Depuis un certain temps, des pianos fleurissent régulièrement dans les gares, aéroports et autres lieux publics d’attente – en d’autre termes, lieux d’exposition sociale de soi. Partant de l’intention louable de meubler des temps morts, de créer du lien, ou encore de révéler des potentiels, que dit ce phénomène de la société que nous vivons ? Exposons trois situations typiques, pour illustrer, pour comprendre.
1ère situation
Je suis là, j’attends (mon train, ou que quelque chose se passe), et je ne sais pas utiliser un piano. Dès lors et de mon point de vue, je n’ai aucune raison de m’y essayer – publiquement, s’entend. En revanche, de l’extérieur, c’est un autre tableau qui se joue : c’est un individu hésitant à se lever et jouer un morceau, peut-être avec brio. Ce tableau est source de fantasmes, fantasmes dont je nourris ma conscience, car je projette dans l’imaginaire de l’Autre une image idéalisée de Moi. Pour l’Autre, je suis aussi bien Glenn Gould qu’XY : le piano me plonge dans un anonymat total, et, par-là, il m’en affranchit également.
2e situation
Je suis un pianiste confirmé. Je pourrais aller m’installer et jouer un peu de Bach, ou de Chopin, ou un air de Jazz, pourquoi pas. Mais si, justement, pourquoi le ferais-je ? Au mieux, les gens s’arrêteraient pour m’écouter et me lanceraient qui une pièce, qui un applaudissement – mon égo n’en a pas besoin, je pars demain donner un concert à Hong Kong et, surtout, je ne veux pas associer mon image à cette foule – et au pire, je passerais inaperçu – je ne peux pas me le permettre, rapport à ma carrière.

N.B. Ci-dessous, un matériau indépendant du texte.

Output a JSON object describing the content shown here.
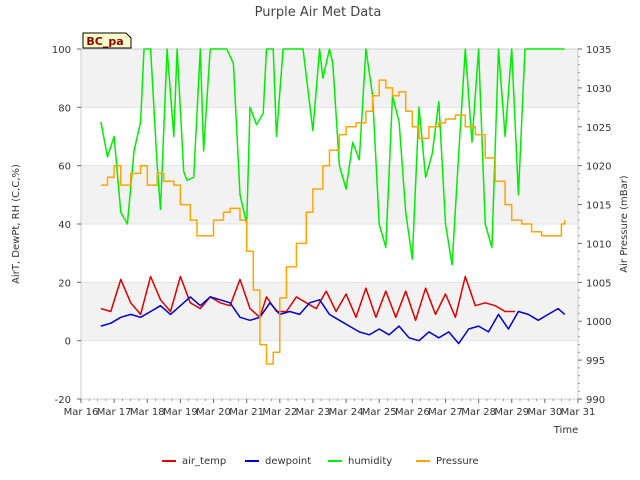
{
  "chart_data": {
    "type": "line",
    "title": "Purple Air Met Data",
    "badge": "BC_pa",
    "xlabel": "Time",
    "ylabel_left": "AirT, DewPt, RH (C,C,%)",
    "ylabel_right": "Air Pressure (mBar)",
    "x_ticks": [
      "Mar 16",
      "Mar 17",
      "Mar 18",
      "Mar 19",
      "Mar 20",
      "Mar 21",
      "Mar 22",
      "Mar 23",
      "Mar 24",
      "Mar 25",
      "Mar 26",
      "Mar 27",
      "Mar 28",
      "Mar 29",
      "Mar 30",
      "Mar 31"
    ],
    "x_range_days": [
      16,
      31
    ],
    "ylim_left": [
      -20,
      100
    ],
    "ylim_right": [
      990,
      1035
    ],
    "y_ticks_left": [
      "-20",
      "0",
      "20",
      "40",
      "60",
      "80",
      "100"
    ],
    "y_ticks_right": [
      "990",
      "995",
      "1000",
      "1005",
      "1010",
      "1015",
      "1020",
      "1025",
      "1030",
      "1035"
    ],
    "bands": [
      [
        80,
        100
      ],
      [
        40,
        60
      ],
      [
        0,
        20
      ]
    ],
    "legend": [
      {
        "name": "air_temp",
        "color": "#dd0000"
      },
      {
        "name": "dewpoint",
        "color": "#0000cc"
      },
      {
        "name": "humidity",
        "color": "#00ee00"
      },
      {
        "name": "Pressure",
        "color": "#ffa500"
      }
    ],
    "series": [
      {
        "name": "air_temp",
        "axis": "left",
        "color": "#dd0000",
        "x": [
          16.6,
          16.9,
          17.2,
          17.5,
          17.8,
          18.1,
          18.4,
          18.7,
          19.0,
          19.3,
          19.6,
          19.9,
          20.2,
          20.5,
          20.8,
          21.1,
          21.4,
          21.6,
          21.9,
          22.2,
          22.5,
          22.8,
          23.1,
          23.4,
          23.7,
          24.0,
          24.3,
          24.6,
          24.9,
          25.2,
          25.5,
          25.8,
          26.1,
          26.4,
          26.7,
          27.0,
          27.3,
          27.6,
          27.9,
          28.2,
          28.5,
          28.8,
          29.1
        ],
        "y": [
          11,
          10,
          21,
          13,
          9,
          22,
          14,
          10,
          22,
          13,
          11,
          15,
          13,
          12,
          21,
          11,
          8,
          15,
          10,
          10,
          15,
          13,
          11,
          17,
          10,
          16,
          8,
          18,
          8,
          17,
          8,
          17,
          7,
          18,
          9,
          16,
          8,
          22,
          12,
          13,
          12,
          10,
          10
        ]
      },
      {
        "name": "dewpoint",
        "axis": "left",
        "color": "#0000cc",
        "x": [
          16.6,
          16.9,
          17.2,
          17.5,
          17.8,
          18.1,
          18.4,
          18.7,
          19.0,
          19.3,
          19.6,
          19.9,
          20.2,
          20.5,
          20.8,
          21.1,
          21.4,
          21.7,
          22.0,
          22.3,
          22.6,
          22.9,
          23.2,
          23.5,
          23.8,
          24.1,
          24.4,
          24.7,
          25.0,
          25.3,
          25.6,
          25.9,
          26.2,
          26.5,
          26.8,
          27.1,
          27.4,
          27.7,
          28.0,
          28.3,
          28.6,
          28.9,
          29.2,
          29.5,
          29.8,
          30.1,
          30.4,
          30.6
        ],
        "y": [
          5,
          6,
          8,
          9,
          8,
          10,
          12,
          9,
          12,
          15,
          12,
          15,
          14,
          13,
          8,
          7,
          8,
          13,
          9,
          10,
          9,
          13,
          14,
          9,
          7,
          5,
          3,
          2,
          4,
          2,
          5,
          1,
          0,
          3,
          1,
          3,
          -1,
          4,
          5,
          3,
          9,
          4,
          10,
          9,
          7,
          9,
          11,
          9
        ]
      },
      {
        "name": "humidity",
        "axis": "left",
        "color": "#00ee00",
        "x": [
          16.6,
          16.8,
          17.0,
          17.2,
          17.4,
          17.6,
          17.8,
          17.9,
          18.1,
          18.3,
          18.4,
          18.6,
          18.8,
          18.9,
          19.1,
          19.2,
          19.4,
          19.6,
          19.7,
          19.9,
          20.0,
          20.2,
          20.4,
          20.6,
          20.8,
          21.0,
          21.1,
          21.3,
          21.5,
          21.6,
          21.8,
          21.9,
          22.1,
          22.3,
          22.5,
          22.7,
          23.0,
          23.2,
          23.3,
          23.5,
          23.6,
          23.8,
          24.0,
          24.2,
          24.4,
          24.6,
          24.8,
          25.0,
          25.2,
          25.4,
          25.6,
          25.8,
          26.0,
          26.2,
          26.4,
          26.6,
          26.8,
          27.0,
          27.2,
          27.4,
          27.6,
          27.8,
          28.0,
          28.2,
          28.4,
          28.6,
          28.8,
          29.0,
          29.2,
          29.4,
          30.0,
          30.6
        ],
        "y": [
          75,
          63,
          70,
          44,
          40,
          65,
          75,
          100,
          100,
          60,
          45,
          100,
          70,
          100,
          58,
          55,
          56,
          100,
          65,
          100,
          100,
          100,
          100,
          95,
          50,
          40,
          80,
          74,
          78,
          100,
          100,
          70,
          100,
          100,
          100,
          100,
          72,
          100,
          90,
          100,
          95,
          60,
          52,
          68,
          62,
          100,
          84,
          40,
          32,
          84,
          75,
          44,
          28,
          80,
          56,
          64,
          82,
          40,
          26,
          64,
          100,
          68,
          100,
          40,
          32,
          100,
          70,
          100,
          50,
          100,
          100,
          100
        ]
      },
      {
        "name": "Pressure",
        "axis": "right",
        "color": "#ffa500",
        "x": [
          16.6,
          16.8,
          17.0,
          17.2,
          17.5,
          17.8,
          18.0,
          18.3,
          18.5,
          18.8,
          19.0,
          19.3,
          19.5,
          19.8,
          20.0,
          20.3,
          20.5,
          20.8,
          21.0,
          21.2,
          21.4,
          21.6,
          21.8,
          22.0,
          22.2,
          22.5,
          22.8,
          23.0,
          23.3,
          23.5,
          23.8,
          24.0,
          24.3,
          24.6,
          24.8,
          25.0,
          25.2,
          25.4,
          25.6,
          25.8,
          26.0,
          26.2,
          26.5,
          26.8,
          27.0,
          27.3,
          27.6,
          27.9,
          28.2,
          28.5,
          28.8,
          29.0,
          29.3,
          29.6,
          29.9,
          30.2,
          30.5,
          30.6
        ],
        "y": [
          1017.5,
          1018.5,
          1020,
          1017.5,
          1019,
          1020,
          1017.5,
          1019,
          1018,
          1017.5,
          1015,
          1013,
          1011,
          1011,
          1013,
          1014,
          1014.5,
          1013,
          1009,
          1004,
          997,
          994.5,
          996,
          1003,
          1007,
          1010,
          1014,
          1017,
          1020,
          1022,
          1024,
          1025,
          1025.5,
          1027,
          1029,
          1031,
          1030,
          1029,
          1029.5,
          1027,
          1025,
          1023.5,
          1025,
          1025.5,
          1026,
          1026.5,
          1025,
          1024,
          1021,
          1018,
          1015,
          1013,
          1012.5,
          1011.5,
          1011,
          1011,
          1012.5,
          1013
        ]
      }
    ]
  }
}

Dans tous les cas, ce piano n’est pas là pour moi : je ne peux pas prêter (donc gratuitement, qui plus est), le fruit du mélange de mon talent et de mon travail à une foule informe de non-initiés, qui ne se soucieraient pas de moi, voire pire, me jugeraient selon des critères qu’ils ne maîtrisent pas.
3e situation
J’avais pris quelques cours de solfège, ce piano me le rappelle. Mon train n’est pas là et je l’attends, je suis probablement dans la même situation que beaucoup de ces gens, qui paraissent attendre aussi. Nous n’avons rien à nous dire mais l’attente que nous vivons nous rapproche : nous sommes sur le point d’être liés, et ce qu’il manque à notre rencontre effective, je me propose de l’incarner en exposant ce que je suis sûr d’avoir en commun avec la majorité des autres : je suis dans la moyenne. En jouant une mélodie populaire, je montre que je sais faire quelque chose, je prouve que je suis dans la norme, je contribue à effacer l’attente. En m’écoutant, ils m’admirent, ils s’identifient à moi, ils me sont reconnaissants. Je remplis l’espace et, par-là, je me donne une fonction : je ne suis personne mais ce piano me permet, sinon d’être quelqu’un, du moins d’être un peu moins personne.

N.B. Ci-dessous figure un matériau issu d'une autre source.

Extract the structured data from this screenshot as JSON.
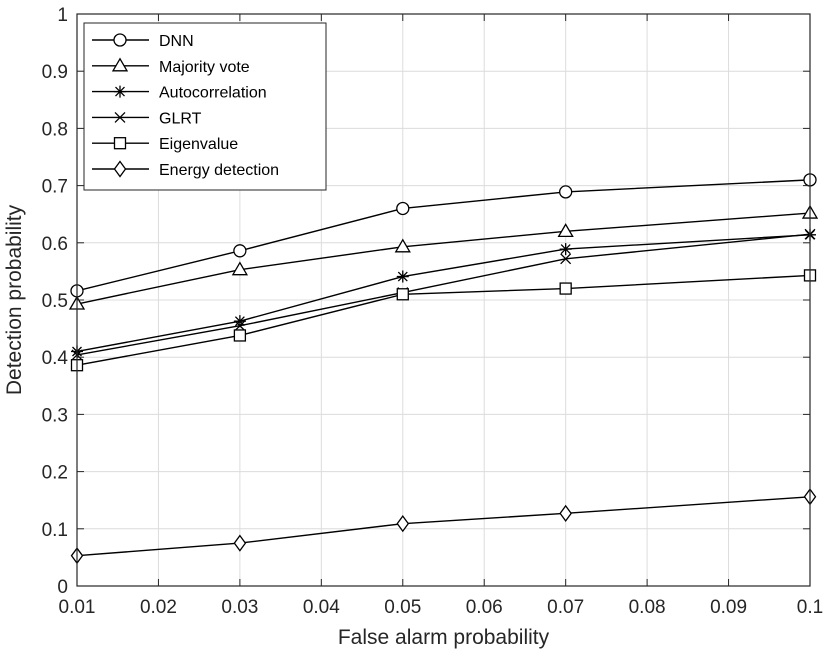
{
  "chart_data": {
    "type": "line",
    "xlabel": "False alarm probability",
    "ylabel": "Detection probability",
    "xlim": [
      0.01,
      0.1
    ],
    "ylim": [
      0,
      1
    ],
    "x": [
      0.01,
      0.03,
      0.05,
      0.07,
      0.1
    ],
    "x_ticks": [
      "0.01",
      "0.02",
      "0.03",
      "0.04",
      "0.05",
      "0.06",
      "0.07",
      "0.08",
      "0.09",
      "0.1"
    ],
    "y_ticks": [
      "0",
      "0.1",
      "0.2",
      "0.3",
      "0.4",
      "0.5",
      "0.6",
      "0.7",
      "0.8",
      "0.9",
      "1"
    ],
    "grid": true,
    "legend_position": "top-left",
    "series": [
      {
        "name": "DNN",
        "marker": "circle",
        "values": [
          0.516,
          0.586,
          0.66,
          0.689,
          0.71
        ]
      },
      {
        "name": "Majority vote",
        "marker": "triangle",
        "values": [
          0.493,
          0.553,
          0.593,
          0.62,
          0.652
        ]
      },
      {
        "name": "Autocorrelation",
        "marker": "asterisk",
        "values": [
          0.41,
          0.463,
          0.541,
          0.589,
          0.614
        ]
      },
      {
        "name": "GLRT",
        "marker": "x",
        "values": [
          0.404,
          0.455,
          0.513,
          0.572,
          0.615
        ]
      },
      {
        "name": "Eigenvalue",
        "marker": "square",
        "values": [
          0.386,
          0.438,
          0.51,
          0.52,
          0.543
        ]
      },
      {
        "name": "Energy detection",
        "marker": "diamond",
        "values": [
          0.053,
          0.075,
          0.109,
          0.127,
          0.156
        ]
      }
    ]
  }
}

Le piano public est un objet comme un autre, ce qui compte n’est pas sa musique, mais son essence sociale. La seule présence de l’instrument occupe, elle interdit le désintéressement : soit le piano attire, soit il repousse mais il agit sur les êtres sociaux qui l’entourent. Si sa fonction manifeste est peut-être de faire passer le temps, son rôle latent semble être de démocratiser la norme, en lui attribuant un nom, une image, une valeur. Le piano socialise l’anonymat, en tant qu’il le considère comme agent social à part entière ; en tant qu’il lui applique les lois du social.